正常なひと






「ああ、つまり、魔法を使わなきゃいいのね」
 リアンにヘルプを送ろうと、何度もチャレンジしていたスフィーは、縮んでしまった自分の体を見て一人ごちた。
「うー、元に戻るまで、どれくらい掛かるかなぁ・・・」 と、ぼやいた時、この建物に近寄ってくる二人組みに気付いた。
「あの女の子たち、こっちに来る・・・」

 侵入してきた二人組みは、のほほんとした雰囲気でくつろぎ始めている。 2階に隠れて様子を窺っていたスフィーだったが、危険は無いと判断し、二人の前に姿を現した。

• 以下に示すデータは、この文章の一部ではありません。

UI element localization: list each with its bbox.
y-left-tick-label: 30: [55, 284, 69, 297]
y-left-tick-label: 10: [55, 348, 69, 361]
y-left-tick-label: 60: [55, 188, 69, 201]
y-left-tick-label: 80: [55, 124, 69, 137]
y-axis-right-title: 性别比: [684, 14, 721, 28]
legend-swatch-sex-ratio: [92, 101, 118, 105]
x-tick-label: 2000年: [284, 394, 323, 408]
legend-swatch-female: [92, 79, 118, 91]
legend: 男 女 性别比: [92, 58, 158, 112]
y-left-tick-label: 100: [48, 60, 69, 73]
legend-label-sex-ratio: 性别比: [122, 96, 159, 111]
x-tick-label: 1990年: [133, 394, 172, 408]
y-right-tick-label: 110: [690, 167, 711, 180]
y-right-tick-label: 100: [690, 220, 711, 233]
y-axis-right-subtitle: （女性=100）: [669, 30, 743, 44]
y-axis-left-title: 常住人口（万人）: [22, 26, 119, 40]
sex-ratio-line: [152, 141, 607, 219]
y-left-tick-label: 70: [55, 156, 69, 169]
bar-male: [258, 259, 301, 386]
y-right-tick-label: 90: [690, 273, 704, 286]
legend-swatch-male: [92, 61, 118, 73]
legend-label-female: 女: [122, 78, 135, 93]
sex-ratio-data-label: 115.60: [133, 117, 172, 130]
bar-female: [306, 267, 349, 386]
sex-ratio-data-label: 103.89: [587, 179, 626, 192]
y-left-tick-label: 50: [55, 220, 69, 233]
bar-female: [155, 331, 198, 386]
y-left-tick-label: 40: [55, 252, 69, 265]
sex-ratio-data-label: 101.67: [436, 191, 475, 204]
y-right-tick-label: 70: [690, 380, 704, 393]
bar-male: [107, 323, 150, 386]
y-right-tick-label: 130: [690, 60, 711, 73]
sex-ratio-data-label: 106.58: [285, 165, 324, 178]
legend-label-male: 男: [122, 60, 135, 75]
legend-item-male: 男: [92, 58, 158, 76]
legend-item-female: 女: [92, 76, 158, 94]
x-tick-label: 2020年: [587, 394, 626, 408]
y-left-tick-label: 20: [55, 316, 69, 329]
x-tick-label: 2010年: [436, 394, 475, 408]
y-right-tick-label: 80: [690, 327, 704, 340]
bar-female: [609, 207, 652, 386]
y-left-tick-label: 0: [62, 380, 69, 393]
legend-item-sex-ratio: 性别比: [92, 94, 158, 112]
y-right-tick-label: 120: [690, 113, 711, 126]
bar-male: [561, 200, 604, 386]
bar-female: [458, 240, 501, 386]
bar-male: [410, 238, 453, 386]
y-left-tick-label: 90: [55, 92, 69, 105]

「あのー・・・」 瞬間、二人の顔に緊張が走ったが、相手が子供だと見て警戒を緩めた。
「あれ? 校舎では見なかった娘ね? キミ、どうしてこんなところに居るの?」
 赤い髪の少女、高瀬瑞希は、スフィーを島の住民だと勘違いしているようだ。
「え? あたしも参加者だけど・・・? 名前はスフィーです」
「何言ってるの? スフィーって人は私の前の前に出て行ったけど、大人の女性だったわよ?」
「あ、それはあたし。 魔法使ったから体が・・・」
 そこでスフィーは言葉を止める。 果たして本当の事を言って、信じてもらえるものか?
「魔法・・・?」 「え? なに? あなた魔法使いなの? 何? どんな事が出来るの?」
 青髪の娘の反応が良いが、真面目そうな赤髪の少女はやはり訝しげな顔をする。
「えーっと、今は首輪のせいで魔法は使えなくて。 でも、さっき無理に使ったせいで体が縮んじゃったんです」
「そうなんだ〜? でもさ、体が縮んじゃうってところも見てみたいなぁ〜」
 玲子の注文に、スフィーはちょっと考え込む。 別に証明してみせたところで何かが好転するとは思えない。
「あ、無理なお願いだったかな〜?」
 玲子の一言が、ちょっと癇に障る。 どうやら、彼女も本心からは信じてはいないようだ。
「・・・わかりました」 何故ムキになったのかはよく分からない。 精神年齢が下がっているせいなのか。
「・・・え? ええ〜!?」 「何よ・・・何なのよ・・」
 ほのかに光を発し、多少縮んでいくスフィーを見て、驚嘆の声を上げる二人。
 ふふん♪ と、ちょっと自慢げなスフィーだったが、返ってきた言葉はショックなものだった。